Dia 21 de março é considerado o Dia Internacional contra a Discriminação Racial devido ao massacre feito pelas forças do Estado na África do Sul, em Sharpeville, província de Gautung, na África do Sul, que deixou 69 pessoas assassinadas e 186 feridas. Veja mais em TVT News.

Reportagem de Girrana Rodrigues

Massacre de Sharpeville, a origem completa 65 anos

O que foi o Massacre de Shaspreville: mais de 20 mil sul africanos foram às ruas contra a Lei do Passe, que exigia que os africanos andassem com uma caderneta com informações como cor, etnia, profissão e até determinava onde eles poderiam ir.
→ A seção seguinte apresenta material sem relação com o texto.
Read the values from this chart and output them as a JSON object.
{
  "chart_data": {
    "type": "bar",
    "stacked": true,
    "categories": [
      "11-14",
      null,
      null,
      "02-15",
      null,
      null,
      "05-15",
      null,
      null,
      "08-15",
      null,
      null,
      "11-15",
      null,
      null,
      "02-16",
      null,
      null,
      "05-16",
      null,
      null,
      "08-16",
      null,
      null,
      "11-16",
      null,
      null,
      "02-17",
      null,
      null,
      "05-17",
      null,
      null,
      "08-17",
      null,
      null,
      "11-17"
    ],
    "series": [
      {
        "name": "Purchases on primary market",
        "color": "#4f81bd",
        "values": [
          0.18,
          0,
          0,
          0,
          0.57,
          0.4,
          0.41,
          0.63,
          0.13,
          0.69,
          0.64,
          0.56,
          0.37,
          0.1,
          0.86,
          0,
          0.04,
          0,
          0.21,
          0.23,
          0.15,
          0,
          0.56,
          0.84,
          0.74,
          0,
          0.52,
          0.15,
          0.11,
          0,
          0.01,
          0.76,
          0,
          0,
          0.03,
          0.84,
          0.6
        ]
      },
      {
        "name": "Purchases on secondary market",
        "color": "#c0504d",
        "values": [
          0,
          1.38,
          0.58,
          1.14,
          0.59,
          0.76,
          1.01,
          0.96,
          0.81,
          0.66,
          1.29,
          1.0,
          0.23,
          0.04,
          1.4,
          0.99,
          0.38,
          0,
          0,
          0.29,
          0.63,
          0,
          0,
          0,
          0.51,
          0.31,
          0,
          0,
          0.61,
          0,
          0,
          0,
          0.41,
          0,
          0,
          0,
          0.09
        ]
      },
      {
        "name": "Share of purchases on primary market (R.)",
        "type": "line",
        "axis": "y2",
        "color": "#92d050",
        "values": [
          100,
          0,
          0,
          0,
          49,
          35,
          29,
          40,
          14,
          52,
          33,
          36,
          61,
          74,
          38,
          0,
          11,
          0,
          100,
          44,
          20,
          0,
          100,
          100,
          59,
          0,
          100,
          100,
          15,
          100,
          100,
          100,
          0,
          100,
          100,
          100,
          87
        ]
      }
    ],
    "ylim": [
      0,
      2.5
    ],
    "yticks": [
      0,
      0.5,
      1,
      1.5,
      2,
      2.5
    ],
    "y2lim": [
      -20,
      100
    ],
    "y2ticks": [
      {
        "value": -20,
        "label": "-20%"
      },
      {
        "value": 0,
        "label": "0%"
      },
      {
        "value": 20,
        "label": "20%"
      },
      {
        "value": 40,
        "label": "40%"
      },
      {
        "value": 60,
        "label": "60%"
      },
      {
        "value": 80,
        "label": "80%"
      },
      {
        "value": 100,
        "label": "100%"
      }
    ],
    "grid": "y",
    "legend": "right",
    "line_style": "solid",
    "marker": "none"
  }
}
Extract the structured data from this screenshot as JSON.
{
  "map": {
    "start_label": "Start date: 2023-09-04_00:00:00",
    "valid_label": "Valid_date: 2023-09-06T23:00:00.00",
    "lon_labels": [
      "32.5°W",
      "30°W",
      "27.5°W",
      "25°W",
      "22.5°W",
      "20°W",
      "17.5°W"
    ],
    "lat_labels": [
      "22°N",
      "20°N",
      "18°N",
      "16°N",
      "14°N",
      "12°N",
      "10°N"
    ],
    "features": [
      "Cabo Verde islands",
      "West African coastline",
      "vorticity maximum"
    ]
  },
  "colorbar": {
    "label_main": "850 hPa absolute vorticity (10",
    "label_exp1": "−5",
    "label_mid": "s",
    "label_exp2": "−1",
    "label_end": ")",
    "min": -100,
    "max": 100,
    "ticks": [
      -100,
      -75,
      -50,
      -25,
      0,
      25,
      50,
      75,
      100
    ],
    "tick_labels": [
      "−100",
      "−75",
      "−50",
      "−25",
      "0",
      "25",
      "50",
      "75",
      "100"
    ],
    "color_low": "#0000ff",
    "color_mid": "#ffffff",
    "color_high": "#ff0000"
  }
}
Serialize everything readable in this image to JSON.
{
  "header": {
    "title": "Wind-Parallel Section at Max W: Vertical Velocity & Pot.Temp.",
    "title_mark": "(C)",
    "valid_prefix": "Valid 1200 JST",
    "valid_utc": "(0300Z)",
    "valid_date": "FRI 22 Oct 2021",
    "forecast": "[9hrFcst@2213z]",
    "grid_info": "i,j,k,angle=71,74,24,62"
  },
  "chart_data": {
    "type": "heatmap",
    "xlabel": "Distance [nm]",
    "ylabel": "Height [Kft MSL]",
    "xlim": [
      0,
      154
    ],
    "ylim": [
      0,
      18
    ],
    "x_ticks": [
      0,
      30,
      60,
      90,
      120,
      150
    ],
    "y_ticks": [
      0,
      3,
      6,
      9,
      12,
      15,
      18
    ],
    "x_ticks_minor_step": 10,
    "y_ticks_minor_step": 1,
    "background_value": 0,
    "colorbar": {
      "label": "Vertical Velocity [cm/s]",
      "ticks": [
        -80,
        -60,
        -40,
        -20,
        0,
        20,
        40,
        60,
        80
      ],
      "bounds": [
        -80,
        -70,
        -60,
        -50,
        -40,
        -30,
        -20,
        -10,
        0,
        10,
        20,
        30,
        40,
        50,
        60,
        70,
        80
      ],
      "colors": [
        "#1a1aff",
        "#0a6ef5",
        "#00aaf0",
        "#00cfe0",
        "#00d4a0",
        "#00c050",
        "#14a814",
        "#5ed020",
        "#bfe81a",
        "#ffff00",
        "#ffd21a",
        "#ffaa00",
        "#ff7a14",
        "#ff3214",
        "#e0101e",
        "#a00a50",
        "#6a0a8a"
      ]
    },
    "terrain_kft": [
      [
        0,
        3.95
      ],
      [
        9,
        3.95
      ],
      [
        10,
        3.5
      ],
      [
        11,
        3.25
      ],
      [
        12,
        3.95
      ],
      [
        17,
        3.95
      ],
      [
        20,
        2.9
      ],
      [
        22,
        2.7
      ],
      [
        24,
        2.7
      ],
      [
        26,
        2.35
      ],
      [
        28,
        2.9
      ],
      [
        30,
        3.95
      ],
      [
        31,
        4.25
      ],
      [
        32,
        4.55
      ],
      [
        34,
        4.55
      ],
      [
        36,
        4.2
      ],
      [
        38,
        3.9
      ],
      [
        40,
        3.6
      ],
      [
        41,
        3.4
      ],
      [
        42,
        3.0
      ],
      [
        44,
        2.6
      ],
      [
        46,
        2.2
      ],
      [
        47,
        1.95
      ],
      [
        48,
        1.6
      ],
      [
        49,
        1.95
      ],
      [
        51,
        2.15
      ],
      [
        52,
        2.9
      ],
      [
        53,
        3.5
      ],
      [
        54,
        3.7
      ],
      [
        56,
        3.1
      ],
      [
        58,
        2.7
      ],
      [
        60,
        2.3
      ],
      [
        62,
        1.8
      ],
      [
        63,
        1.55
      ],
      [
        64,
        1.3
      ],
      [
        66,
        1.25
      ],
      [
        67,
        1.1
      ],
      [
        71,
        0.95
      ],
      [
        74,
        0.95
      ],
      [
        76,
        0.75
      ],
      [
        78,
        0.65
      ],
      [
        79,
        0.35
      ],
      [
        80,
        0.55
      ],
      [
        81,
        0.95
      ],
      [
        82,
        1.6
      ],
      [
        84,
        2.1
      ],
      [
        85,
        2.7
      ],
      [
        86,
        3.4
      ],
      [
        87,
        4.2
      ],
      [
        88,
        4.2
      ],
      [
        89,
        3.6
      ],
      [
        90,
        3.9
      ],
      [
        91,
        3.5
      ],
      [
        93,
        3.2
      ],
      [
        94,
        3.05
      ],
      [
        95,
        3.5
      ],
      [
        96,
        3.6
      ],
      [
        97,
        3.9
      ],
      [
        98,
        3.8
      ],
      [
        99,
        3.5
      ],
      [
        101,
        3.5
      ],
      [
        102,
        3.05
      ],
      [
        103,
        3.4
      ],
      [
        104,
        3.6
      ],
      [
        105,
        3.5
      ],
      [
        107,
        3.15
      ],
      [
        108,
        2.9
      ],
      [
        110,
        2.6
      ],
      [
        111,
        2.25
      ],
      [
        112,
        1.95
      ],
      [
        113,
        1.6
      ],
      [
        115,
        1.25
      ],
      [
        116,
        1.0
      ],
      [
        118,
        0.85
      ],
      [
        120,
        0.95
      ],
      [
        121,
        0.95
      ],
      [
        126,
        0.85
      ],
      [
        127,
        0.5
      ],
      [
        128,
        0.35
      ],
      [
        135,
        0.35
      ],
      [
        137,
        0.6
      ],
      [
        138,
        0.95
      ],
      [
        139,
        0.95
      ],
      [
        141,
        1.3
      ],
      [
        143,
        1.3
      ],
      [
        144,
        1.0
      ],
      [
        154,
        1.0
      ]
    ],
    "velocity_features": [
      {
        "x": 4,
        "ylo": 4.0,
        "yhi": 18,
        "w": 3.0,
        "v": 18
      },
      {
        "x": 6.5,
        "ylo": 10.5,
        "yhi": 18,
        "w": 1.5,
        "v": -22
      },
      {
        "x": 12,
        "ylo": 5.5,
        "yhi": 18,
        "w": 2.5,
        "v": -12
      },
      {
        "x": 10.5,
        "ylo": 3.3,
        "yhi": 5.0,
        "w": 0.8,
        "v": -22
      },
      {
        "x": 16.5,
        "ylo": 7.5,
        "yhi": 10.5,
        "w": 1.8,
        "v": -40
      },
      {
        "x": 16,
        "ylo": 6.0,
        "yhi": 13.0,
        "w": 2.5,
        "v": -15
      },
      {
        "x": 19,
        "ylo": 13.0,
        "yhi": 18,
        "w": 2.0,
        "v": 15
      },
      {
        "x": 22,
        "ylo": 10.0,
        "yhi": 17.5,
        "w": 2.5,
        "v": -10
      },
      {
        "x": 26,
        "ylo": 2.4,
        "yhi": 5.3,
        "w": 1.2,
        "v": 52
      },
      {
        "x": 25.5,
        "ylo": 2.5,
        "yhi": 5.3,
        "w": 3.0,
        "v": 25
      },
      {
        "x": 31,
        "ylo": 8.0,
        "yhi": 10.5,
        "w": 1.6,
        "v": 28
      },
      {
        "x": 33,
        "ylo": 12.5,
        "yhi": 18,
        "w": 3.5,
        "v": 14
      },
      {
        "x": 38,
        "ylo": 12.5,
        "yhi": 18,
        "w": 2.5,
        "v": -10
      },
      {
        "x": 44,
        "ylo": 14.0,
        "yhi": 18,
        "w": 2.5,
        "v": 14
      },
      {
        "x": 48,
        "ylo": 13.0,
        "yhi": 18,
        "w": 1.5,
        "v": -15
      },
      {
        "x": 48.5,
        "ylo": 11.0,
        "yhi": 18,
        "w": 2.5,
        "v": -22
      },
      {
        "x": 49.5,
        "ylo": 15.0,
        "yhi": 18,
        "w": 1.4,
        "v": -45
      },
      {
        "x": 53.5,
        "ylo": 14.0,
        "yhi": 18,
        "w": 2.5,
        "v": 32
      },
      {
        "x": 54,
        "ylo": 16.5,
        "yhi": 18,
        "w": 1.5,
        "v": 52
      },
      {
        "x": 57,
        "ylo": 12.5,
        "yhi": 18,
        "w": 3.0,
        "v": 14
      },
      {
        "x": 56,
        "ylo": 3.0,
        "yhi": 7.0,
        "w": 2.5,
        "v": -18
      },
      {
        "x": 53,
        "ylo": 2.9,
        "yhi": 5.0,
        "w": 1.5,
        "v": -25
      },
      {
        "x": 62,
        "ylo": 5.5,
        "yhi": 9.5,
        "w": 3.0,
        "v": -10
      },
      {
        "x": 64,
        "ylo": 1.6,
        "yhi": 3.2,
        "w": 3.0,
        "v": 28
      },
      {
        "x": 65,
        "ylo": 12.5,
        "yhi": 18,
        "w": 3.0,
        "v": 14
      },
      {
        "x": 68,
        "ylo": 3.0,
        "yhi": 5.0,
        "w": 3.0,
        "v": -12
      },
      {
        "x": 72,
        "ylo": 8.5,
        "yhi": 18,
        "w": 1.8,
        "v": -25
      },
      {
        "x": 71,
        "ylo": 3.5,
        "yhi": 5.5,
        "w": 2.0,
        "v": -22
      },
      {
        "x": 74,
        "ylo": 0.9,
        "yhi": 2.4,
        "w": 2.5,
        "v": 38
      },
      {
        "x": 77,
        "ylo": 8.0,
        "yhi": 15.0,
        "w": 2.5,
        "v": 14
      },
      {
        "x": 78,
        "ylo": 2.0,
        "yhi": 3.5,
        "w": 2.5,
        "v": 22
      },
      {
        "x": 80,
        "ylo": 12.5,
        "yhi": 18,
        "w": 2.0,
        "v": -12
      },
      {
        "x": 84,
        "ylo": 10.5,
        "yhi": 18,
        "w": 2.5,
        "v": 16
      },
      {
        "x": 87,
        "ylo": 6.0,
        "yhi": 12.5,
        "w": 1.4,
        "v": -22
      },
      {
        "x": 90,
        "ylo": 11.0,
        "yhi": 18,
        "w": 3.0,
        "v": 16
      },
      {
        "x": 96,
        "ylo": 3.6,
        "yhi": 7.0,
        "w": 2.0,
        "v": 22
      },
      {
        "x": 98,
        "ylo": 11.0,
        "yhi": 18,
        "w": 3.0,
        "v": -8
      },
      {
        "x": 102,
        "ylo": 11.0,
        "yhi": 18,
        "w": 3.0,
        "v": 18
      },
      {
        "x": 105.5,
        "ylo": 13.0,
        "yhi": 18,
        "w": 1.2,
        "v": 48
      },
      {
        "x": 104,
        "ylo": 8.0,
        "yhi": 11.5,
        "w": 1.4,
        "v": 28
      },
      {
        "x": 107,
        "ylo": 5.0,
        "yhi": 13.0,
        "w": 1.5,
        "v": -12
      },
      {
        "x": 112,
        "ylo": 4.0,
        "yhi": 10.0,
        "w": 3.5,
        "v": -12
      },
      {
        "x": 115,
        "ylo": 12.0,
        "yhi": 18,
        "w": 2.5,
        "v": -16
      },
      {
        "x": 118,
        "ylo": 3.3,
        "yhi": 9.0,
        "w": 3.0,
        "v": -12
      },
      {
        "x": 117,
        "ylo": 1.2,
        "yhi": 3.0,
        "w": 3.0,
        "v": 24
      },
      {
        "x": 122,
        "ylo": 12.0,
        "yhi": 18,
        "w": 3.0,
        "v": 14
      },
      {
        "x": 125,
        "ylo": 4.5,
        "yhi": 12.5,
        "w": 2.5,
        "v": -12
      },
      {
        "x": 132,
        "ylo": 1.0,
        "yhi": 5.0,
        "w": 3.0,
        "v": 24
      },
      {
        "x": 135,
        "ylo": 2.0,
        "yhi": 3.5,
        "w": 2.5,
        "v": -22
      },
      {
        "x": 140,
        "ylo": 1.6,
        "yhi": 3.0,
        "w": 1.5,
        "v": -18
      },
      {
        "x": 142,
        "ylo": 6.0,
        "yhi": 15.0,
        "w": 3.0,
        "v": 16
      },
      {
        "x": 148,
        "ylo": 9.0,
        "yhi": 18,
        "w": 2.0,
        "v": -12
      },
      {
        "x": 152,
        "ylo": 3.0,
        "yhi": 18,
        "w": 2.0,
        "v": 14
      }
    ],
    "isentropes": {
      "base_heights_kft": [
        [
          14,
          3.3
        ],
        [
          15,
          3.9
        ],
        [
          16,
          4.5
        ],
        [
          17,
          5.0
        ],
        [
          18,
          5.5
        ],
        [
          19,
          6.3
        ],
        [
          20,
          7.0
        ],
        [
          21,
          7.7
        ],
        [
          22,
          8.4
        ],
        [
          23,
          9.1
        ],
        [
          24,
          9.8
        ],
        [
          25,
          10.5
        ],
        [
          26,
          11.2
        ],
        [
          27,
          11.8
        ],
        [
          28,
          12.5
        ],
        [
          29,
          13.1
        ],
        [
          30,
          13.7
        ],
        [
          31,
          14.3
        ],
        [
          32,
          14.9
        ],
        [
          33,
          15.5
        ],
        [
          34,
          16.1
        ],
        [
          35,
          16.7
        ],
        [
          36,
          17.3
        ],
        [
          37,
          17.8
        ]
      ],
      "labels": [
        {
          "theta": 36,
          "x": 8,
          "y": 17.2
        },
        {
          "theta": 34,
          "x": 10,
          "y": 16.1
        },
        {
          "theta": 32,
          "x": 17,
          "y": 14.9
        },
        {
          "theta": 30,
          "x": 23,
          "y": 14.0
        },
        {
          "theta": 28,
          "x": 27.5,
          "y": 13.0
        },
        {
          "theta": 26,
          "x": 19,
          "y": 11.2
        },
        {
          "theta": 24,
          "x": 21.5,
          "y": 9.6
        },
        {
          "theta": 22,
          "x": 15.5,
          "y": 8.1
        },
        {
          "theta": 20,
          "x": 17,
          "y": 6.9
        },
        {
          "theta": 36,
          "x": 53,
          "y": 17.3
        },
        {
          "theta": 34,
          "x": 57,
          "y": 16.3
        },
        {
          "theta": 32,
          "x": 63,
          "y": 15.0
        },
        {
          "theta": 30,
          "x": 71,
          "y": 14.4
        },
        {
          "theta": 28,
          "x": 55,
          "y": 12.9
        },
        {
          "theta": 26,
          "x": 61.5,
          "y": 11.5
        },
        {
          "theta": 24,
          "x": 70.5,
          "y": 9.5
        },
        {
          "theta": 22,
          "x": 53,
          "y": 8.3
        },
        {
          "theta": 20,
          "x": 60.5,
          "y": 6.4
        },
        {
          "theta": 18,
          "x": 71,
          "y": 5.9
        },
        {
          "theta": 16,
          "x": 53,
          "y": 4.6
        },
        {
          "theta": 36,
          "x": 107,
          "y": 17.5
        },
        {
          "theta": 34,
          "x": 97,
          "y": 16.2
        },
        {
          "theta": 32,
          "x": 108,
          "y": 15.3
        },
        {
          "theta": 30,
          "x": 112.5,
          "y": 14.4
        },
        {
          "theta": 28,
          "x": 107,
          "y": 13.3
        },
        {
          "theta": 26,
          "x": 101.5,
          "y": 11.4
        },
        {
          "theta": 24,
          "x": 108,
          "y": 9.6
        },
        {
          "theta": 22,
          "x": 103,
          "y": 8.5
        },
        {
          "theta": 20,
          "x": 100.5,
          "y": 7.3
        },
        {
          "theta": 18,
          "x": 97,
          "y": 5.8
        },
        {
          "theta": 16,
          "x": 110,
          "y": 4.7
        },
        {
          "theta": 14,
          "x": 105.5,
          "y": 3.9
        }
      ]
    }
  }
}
Se as pessoas negras não apresentassem o documento, eram presas pelos policiais sul-africanos. A lei funcionava como um dos principais mecanismos de controle do apartheid, uma manifestação da discriminação racial.

O plano era realizar um ato pacífico, sem o documento, para que todos fossem presos e as administrações locais ficassem com problemas por causa do número de pessoas que estariam atrás das grades. Mas, um grupo de policiais decidiu atirar contra os manifestantes, o que levou a morte de 169 e deixou 186 feridos em Sharpeville.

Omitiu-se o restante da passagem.